ANCE
What it is
ANCE (Approximate Nearest Neighbor Negative Contrastive Estimation) is a training technique and model (Xiong et al., 2020) for dense retrieval that addresses the weak negatives problem in DPR-style training. Rather than using static BM25 negatives or random in-batch negatives, ANCE periodically rebuilds the ANN index with the current model’s weights and mines hard negatives — passages that the current model incorrectly ranks highly for a given query.
[illustrate: Training loop alternating between model update and ANN index refresh; hard negatives pulled from current model’s top-k retrievals]
How it works
-
The weak negatives problem:
- In-batch negatives are mostly easy to distinguish from positives
- BM25 negatives are hard lexically but may be easy semantically once the model learns dense representations
- Result: training signal saturates early, model plateaus
-
ANCE training loop:
- Train bi-encoder on current negatives
- Periodically re-encode all passages with updated model weights
- Rebuild ANN index; for each query, mine top-k passages that are not relevant as new hard negatives
- Resume training with refreshed negatives
-
Asynchronous refresh:
- Full re-encoding is expensive; ANCE uses a refresh cadence (every N steps)
- A slightly stale index is still much better than random negatives
-
Result:
- Substantially better recall than DPR on MSMARCO and NQ
- The gap closes as other methods catch up, but ANCE established dynamic negative mining as standard practice
Example
Training iteration k:
Negatives: random in-batch passages
After N steps, refresh index:
Re-encode all 8.8M Wikipedia passages with current encoder
Build new FAISS index
For query "What is photosynthesis?":
ANN top-10: ["Cell respiration...", "Chlorophyll pigment...", ...]

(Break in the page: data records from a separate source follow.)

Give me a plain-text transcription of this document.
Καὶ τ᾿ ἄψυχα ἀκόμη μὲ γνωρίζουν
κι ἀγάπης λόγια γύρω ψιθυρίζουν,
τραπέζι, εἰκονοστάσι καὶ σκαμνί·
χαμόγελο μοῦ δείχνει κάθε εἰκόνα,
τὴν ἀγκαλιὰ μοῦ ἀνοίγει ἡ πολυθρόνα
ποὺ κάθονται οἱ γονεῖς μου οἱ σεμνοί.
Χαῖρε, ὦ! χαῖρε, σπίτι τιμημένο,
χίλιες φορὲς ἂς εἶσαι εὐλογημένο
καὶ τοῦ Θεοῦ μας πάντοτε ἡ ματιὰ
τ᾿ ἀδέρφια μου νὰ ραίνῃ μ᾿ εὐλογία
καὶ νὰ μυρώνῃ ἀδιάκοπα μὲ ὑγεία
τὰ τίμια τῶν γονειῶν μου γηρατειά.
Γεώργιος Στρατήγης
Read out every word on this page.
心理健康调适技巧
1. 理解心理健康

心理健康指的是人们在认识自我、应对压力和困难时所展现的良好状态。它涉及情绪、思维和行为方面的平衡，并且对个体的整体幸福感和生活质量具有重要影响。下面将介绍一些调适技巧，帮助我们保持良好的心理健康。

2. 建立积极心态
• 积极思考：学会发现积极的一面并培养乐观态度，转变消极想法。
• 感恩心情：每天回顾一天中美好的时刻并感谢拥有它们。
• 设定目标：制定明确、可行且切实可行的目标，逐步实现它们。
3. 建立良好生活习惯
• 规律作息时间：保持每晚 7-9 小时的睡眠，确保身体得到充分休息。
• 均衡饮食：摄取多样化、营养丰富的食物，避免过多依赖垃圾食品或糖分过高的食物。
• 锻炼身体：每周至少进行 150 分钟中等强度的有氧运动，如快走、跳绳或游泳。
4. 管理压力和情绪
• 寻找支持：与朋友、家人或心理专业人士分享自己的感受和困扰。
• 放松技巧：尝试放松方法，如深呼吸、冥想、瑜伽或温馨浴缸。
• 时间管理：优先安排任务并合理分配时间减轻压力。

Remove known positives → remaining = hard negatives
Training iteration k+N:
Negatives: dynamically mined hard negatives
Training signal: much stronger
Variants and history
ANCE (2020) was one of the first papers to systematically study negative selection for dense retrieval. Follow-on: RocketQA (2021) added cross-batch denoised negatives; ADORE optimized the query encoder while keeping document encoder fixed for stability; AR2 combined ANCE-style mining with augmented data. Dynamic hard negative mining is now standard in retrieval training pipelines.
When to use it
Use ANCE-style training when:
- Dense retrieval model performance has plateaued with static negatives
- You have infrastructure to periodically re-encode a large corpus
- Recall@k is the primary metric and you want to push it higher
The index refresh cost is non-trivial (full corpus re-encoding). For smaller corpora or limited compute, ANCE is highly recommended; for billion-scale corpora, consider distillation-based alternatives.